# Ampacity of the tap conductor

#### len149

##### Member
I have a 200 amp fuse protected 3/0 feeder ending in a 200 amp non-fusible disconnect. I plan to tap off of the load side of the disconnect and run 15Ft. of conductors in conduit to supply a 60 amp fusible disconnect which will supply other loads.

240.21(B) (2) (1) STATES: The ampacity of the tap conductors is not less than one-third of the rating of the overcurrent device protecting the feeder conductors.

200amps / 3 = 67 amps required for the tap conductors ampacity. The 60 amp disconnect termination is listed 75 degrees F. The tap conductors being used will be THHN. The THHN 75 degree ampacity for # 6 is 65 Amps so it does not meet the 67 amps. But can’t the ampacity value of the #6 at 90 degree C. column of 75 amps be used to satisfy 1/3 rating of the tap conductors on the feeder? It seems the 60 amp overcurrent device will keep the conductor from exceeding the termination rating of the 60 amp disconnect. So would a number 6 conductor meet the requirement and be able to be used for a 60 Amp fusible disconnect in this case?

#### infinity

##### Moderator
Staff member
Even if you landed the tap conductors on a 15 amp OCPD they still need to meet the minimum of 1/3 of the ampacity of the OCPD ahead of the feeder. You'll need #4 cu to meet the minimum of 67 amps.

#### iwire

##### Moderator
Staff member
It seems the 60 amp overcurrent device will keep the conductor from exceeding the termination rating of the 60 amp disconnect.
I agree with you it will, however there is more to it than a short or ground fault in the wiring beyond the 60 amp fuse.

Consider the raceway containing the tap conductors becomes damaged, in that case it will be the 200 amp overcurrent device that must open.

I believe that is the reason for the minimum percentage size rules in 240.21 sections.

#### jumper

##### Senior Member
To add, no you cannot use the 90C column for final ampacity.

#### len149

##### Member
Thanks for the reply I’ll run the #4 it’s no big deal I just thought: 75amps applied to the #6 THHN will heat the conductor up to 90 degrees F. without adverse effects to the conductor or insulation so 75 amps is the maximum amount of amps that can be placed on a #6 THHN conductor. The Tap rule does not state which temperature column must be used for the tap conductor ampacity it just states it must have a rating at 1/3 of the feeder fuse protection and can't be smaller than 1/10 or 20 amps so I thought it would meet the requirements.
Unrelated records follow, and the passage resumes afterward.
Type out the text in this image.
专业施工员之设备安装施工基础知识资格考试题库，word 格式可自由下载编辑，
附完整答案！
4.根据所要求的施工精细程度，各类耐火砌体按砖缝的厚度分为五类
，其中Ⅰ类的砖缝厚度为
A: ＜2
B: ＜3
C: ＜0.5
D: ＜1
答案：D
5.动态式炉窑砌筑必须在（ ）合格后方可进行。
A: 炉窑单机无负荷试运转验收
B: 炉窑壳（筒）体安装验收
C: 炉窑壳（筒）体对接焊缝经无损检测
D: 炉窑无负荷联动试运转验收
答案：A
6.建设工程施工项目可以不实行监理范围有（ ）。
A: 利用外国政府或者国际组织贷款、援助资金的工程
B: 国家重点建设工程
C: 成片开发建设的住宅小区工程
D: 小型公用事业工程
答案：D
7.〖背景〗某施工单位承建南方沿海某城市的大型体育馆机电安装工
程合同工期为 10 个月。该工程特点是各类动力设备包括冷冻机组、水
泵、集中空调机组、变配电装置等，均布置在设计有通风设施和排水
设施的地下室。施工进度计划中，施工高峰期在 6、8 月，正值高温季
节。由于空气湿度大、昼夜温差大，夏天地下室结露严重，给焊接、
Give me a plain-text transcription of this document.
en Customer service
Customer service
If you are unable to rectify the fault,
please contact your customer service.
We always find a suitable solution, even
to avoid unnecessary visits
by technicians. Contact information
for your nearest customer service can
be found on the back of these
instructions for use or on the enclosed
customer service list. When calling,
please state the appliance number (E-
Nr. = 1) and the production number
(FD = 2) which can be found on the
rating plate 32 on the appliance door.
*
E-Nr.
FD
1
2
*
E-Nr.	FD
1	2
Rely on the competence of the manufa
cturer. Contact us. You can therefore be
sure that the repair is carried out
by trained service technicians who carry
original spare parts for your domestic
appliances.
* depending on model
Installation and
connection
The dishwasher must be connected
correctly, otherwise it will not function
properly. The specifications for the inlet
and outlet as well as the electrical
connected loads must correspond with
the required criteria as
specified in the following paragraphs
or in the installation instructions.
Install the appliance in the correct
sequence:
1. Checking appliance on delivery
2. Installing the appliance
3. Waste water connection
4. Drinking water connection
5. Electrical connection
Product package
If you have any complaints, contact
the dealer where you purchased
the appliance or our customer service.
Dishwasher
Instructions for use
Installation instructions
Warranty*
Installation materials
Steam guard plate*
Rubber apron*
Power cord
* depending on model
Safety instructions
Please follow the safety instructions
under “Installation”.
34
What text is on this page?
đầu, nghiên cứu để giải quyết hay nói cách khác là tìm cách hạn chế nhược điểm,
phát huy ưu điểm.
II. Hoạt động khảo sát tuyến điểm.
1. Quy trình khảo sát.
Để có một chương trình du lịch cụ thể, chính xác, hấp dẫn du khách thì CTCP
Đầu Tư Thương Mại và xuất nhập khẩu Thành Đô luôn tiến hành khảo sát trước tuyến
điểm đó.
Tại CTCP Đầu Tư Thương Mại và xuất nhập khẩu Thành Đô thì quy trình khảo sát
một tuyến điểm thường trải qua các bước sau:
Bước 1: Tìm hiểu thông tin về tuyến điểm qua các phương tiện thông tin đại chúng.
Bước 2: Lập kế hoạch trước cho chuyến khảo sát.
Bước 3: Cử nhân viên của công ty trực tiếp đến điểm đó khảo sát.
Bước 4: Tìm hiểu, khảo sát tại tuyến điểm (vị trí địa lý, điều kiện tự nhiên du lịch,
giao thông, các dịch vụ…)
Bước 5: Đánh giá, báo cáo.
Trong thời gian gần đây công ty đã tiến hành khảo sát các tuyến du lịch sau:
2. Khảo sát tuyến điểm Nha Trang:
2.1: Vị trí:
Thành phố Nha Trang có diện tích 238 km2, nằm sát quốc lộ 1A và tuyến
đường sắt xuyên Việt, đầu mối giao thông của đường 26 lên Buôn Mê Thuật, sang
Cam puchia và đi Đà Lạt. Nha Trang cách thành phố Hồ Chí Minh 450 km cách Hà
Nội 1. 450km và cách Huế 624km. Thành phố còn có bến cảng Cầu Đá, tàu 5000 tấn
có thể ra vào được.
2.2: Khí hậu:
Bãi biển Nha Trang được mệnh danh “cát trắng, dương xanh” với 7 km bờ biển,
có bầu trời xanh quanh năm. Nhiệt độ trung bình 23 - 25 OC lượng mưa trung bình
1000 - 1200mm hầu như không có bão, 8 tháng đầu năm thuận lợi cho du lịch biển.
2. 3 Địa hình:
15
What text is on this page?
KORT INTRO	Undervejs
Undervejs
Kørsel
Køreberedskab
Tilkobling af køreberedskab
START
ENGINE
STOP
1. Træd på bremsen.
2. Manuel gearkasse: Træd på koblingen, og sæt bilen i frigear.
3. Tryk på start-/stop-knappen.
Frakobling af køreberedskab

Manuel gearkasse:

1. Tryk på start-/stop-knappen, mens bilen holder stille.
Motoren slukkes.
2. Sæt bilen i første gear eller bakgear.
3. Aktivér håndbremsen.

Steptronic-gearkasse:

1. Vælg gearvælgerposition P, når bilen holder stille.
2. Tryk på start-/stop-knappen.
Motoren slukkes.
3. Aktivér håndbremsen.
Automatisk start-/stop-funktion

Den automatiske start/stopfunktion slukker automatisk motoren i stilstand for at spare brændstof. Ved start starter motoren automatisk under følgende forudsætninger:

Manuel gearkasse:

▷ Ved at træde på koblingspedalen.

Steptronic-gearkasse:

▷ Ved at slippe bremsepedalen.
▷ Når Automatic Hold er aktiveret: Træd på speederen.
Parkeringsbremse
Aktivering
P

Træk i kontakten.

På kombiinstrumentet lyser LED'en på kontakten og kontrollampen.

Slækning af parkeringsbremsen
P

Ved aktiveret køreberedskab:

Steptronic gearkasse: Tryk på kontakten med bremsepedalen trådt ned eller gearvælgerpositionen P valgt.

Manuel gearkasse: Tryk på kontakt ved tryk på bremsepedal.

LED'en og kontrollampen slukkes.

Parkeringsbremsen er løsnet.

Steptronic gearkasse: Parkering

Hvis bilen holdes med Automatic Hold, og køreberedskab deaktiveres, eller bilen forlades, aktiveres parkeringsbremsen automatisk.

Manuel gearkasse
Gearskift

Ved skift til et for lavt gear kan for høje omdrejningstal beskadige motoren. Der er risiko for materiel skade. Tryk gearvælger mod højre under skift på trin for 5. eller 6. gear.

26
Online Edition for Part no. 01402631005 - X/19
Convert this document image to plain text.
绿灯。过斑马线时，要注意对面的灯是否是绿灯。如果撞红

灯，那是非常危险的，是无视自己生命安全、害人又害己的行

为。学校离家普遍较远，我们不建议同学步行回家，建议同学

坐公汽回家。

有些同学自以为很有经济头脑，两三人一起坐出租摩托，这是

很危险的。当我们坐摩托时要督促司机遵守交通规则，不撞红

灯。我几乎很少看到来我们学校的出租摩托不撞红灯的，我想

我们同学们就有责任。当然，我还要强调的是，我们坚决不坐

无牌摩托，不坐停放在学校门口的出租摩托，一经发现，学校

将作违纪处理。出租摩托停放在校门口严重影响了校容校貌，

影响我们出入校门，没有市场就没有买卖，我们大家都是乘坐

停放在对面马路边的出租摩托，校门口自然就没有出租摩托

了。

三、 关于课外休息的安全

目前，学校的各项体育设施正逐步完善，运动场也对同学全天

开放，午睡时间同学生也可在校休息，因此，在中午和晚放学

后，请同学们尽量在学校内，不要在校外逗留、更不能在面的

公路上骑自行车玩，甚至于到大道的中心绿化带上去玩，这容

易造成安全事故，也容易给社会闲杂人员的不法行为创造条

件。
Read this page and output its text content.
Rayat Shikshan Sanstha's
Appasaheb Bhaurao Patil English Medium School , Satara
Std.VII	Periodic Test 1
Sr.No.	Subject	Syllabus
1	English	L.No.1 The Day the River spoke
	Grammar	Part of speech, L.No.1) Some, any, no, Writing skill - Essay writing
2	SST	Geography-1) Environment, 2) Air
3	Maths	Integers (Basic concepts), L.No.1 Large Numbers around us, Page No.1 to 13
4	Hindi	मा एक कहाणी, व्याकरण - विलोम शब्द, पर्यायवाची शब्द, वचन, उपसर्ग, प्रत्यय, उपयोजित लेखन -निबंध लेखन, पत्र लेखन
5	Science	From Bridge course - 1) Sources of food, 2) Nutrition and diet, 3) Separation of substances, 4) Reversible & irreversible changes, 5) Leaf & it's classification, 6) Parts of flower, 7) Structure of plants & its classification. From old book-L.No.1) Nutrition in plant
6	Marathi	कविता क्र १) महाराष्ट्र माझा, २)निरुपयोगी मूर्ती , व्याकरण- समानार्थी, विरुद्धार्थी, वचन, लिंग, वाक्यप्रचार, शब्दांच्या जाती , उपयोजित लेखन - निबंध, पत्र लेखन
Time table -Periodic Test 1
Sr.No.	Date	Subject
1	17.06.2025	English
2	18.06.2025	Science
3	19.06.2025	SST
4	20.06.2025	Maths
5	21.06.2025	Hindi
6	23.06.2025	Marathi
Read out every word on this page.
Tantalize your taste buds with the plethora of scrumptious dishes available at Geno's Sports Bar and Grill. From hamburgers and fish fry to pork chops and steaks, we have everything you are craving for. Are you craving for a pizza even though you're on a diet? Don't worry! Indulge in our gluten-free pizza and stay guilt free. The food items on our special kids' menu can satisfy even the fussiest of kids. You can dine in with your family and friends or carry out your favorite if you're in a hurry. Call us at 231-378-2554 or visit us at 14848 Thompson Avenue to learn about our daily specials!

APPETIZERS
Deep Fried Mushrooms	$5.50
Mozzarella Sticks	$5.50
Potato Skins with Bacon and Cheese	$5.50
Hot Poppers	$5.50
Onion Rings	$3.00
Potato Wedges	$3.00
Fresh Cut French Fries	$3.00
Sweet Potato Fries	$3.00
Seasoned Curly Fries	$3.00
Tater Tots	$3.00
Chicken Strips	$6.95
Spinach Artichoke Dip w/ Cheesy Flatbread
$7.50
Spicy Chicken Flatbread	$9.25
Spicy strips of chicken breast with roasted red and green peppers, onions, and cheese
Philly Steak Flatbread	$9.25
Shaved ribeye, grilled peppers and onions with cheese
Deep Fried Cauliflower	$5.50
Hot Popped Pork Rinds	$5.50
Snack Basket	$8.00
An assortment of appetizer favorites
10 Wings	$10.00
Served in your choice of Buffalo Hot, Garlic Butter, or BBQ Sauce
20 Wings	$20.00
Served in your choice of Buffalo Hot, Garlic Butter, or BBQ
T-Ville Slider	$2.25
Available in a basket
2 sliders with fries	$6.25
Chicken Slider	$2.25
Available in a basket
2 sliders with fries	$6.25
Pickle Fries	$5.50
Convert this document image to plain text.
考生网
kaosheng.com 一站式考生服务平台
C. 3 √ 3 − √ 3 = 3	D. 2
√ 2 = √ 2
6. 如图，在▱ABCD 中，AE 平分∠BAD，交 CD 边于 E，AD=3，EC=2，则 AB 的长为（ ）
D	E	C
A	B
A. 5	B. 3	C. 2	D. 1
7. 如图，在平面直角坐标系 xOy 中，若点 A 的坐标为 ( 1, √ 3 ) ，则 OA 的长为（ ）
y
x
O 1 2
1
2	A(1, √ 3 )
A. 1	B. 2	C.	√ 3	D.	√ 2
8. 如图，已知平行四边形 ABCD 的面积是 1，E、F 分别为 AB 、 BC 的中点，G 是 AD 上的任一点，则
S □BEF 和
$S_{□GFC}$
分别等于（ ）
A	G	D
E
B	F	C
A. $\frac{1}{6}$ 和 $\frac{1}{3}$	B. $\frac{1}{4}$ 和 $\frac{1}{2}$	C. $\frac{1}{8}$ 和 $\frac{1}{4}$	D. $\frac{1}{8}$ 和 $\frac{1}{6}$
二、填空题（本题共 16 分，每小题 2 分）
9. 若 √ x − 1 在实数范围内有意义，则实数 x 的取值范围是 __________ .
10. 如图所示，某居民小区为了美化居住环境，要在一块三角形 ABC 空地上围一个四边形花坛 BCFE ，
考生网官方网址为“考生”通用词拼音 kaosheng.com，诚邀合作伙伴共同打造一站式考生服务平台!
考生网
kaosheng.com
A #6 will also meet the equipment listed 75 degrees equipment termination requirements because the disconnect being fused at 60 amps will not allow the conductor to draw more than 60 amps thus keeping it below the 75 degrees. I just thought the maximum ampacity for the TAP conductor could be used for the 1/3 third rule which would allow for a #6. My bad. So if I got this right if by chance the conductor somehow where to draw more than 60 amps, which it shouldn’t do, because it is protected from doing so by the 60 amp fuse the temperature limitations of the equipment terminations would be violated. So the 75 degree ampacity must be used for the tap conductor?

Last edited:

#### iwire

##### Moderator
Staff member
Len, you keep focusing on the 60 amp disconnect and that has nothing to do with it.

Use a 30, 60 or a 100 amp fused disconnect in all cases the minimum size conductor must be at least 1/3 of the 200 amp switch so a short circuit between the 200 amp and 60 amp overcurrent devices can open the 200 amp overcurrent device.

Also keep in mind if you chose to run a wire type EGC between the 200 amp and 60 amp overcurrent devices that EGC must be sized based on the 200 amp overcurrent device.

#### len149

##### Member
I understand that the conductor must have a one third of the over current protection rating of the feeder or in this case, greater than 67 amps. I guess I don't see why the 90 degree F. 75 amp ampacity of a #6 can't be used to size the tap conductor itself for 1/3 of the feeder fuse rating. Like I said I'll go with the #4. It's just that the actual rating of a number 6 THHN is 75 amps but, it seems it can't be used? It's just you are stating the 75 degree column for the TAP conductor ampacity has to be used and I'm just trying to figure out why the 90 Degree column ampacity couldn't be used for the calculation also. Thanks

#### jumper

##### Senior Member
I understand that the conductor must have a one third of the over current protection rating of the feeder or in this case, greater than 67 amps. I guess I don't see why the 90 degree F. 75 amp ampacity of a #6 can't be used to size the tap conductor itself for 1/3 of the feeder fuse rating. Like I said I'll go with the #4. It's just that the actual rating of a number 6 THHN is 75 amps but, it seems it can't be used? It's just you are stating the 75 degree column for the ampacity must be used for the tap conductor ampacity and I'm just trying to figure out why. Thanks
Because the terminal ratings on the equipment are limited to the 75C column, so the conductor is also. 110.14(C).

#### iwire

##### Moderator
Staff member
I guess I don't see why the 90 degree F. 75 amp ampacity of a #6 can't be used to size the tap conductor itself for 1/3 of the feeder fuse rating.
For the same reasons we cannot do that with any circuit, the code has no allowances for a tap conductor to be treated differently in this regard.

#### infinity

##### Moderator
Staff member
Because the terminal ratings on the equipment are limited to the 75C column, so the conductor is also. 110.14(C).
For the same reasons we cannot do that with any circuit, the code has no allowances for a tap conductor to be treated differently in this regard.
I agree with both, the fact is that you only have a conductor ampacity based on the 75° C rating of the conductor.